DEVLETİN GÖREVİ Olumsuzu söyledik ama sosyal medya bir olumluluğu da barındırıyor. İletişim olanaklarının yanı sıra, bilgiye erişim, bilginin anında paylaşılması, veri zenginliğinin toplumsal planlama için dayanak oluşturması, kültürel ve sanatsal etkinliklere katılım artması, kültürlerarası etkileşim… Ekonomik olarak hegemonyasını yitiren Atlantik, en önemli mevzi olarak ideolojik egemenliği elde tutuyor.

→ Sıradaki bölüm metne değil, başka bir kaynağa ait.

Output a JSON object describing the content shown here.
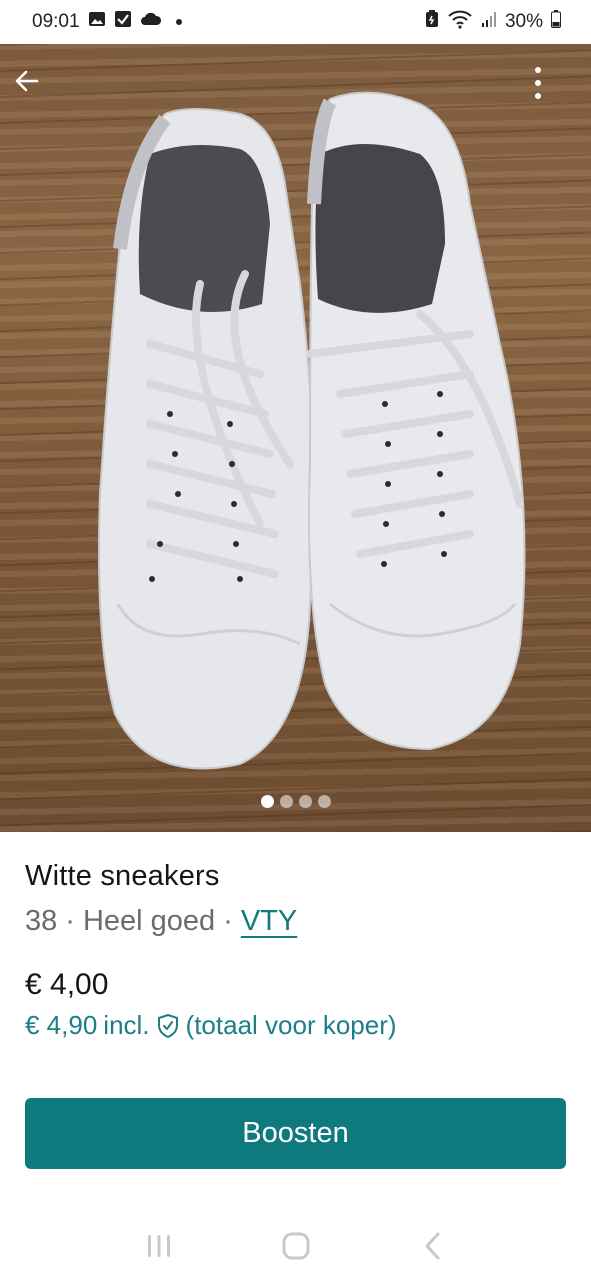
{
  "status_bar": {
    "time": "09:01",
    "battery": "30%",
    "icons": [
      "image-icon",
      "checkbox-icon",
      "cloud-icon",
      "dot-icon",
      "battery-saver-icon",
      "wifi-icon",
      "signal-icon",
      "battery-icon"
    ]
  },
  "photo": {
    "image_count": 4,
    "active_index": 0,
    "back_icon": "arrow-left-icon",
    "more_icon": "more-vertical-icon"
  },
  "item": {
    "title": "Witte sneakers",
    "size": "38",
    "separator": "·",
    "condition": "Heel goed",
    "brand": "VTY",
    "price": "€ 4,00",
    "price_incl_amount": "€ 4,90",
    "price_incl_label": "incl.",
    "price_incl_note": "(totaal voor koper)"
  },
  "actions": {
    "boost_label": "Boosten"
  },
  "nav_bar": {
    "icons": [
      "recent-apps-icon",
      "home-icon",
      "back-icon"
    ]
  },
  "colors": {
    "accent": "#0f7a7e",
    "accent_text": "#1c7f85",
    "meta_text": "#6b6b6b"
  }
}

Ama bunu da sürdüremeyecek çünkü Asya’dan yeni bir dünya doğuyor. Yeni uygarlığın şafağında, sosyal medya araçları dünyadaki bu emperyalist hegemonyaya karşı mücadeleyi yükseltmek için kullanılabilir. Fakat bunun için devletin sorumluluğu vardır. Sosyal medya, demokratik özgürlükler çerçevesinde düzene sokulmalıdır. Devlet düzeninin olmadığı bir yerde, hukuk düzeni olmayan bir yerde hürriyet olmaz. Kamu düzeni, toplumsal ahlâk, insan haysiyeti düzenlemelerle korunmalı. Özellikle hastanelerde, ulaşımda, polis, orduda veya görev kritik diğer altyapılarda millî yazılım kullanmak hayati önem taşıyor. Türkiye, Atlantik emperyalistlerinin internet tekeline son vermek ve milli devletimizin güvenliği için, millî uydu sistemimizi geliştirmeli ve bu amaçla Asya Merkezli İnternet Ağının inşasına katılmalıdır.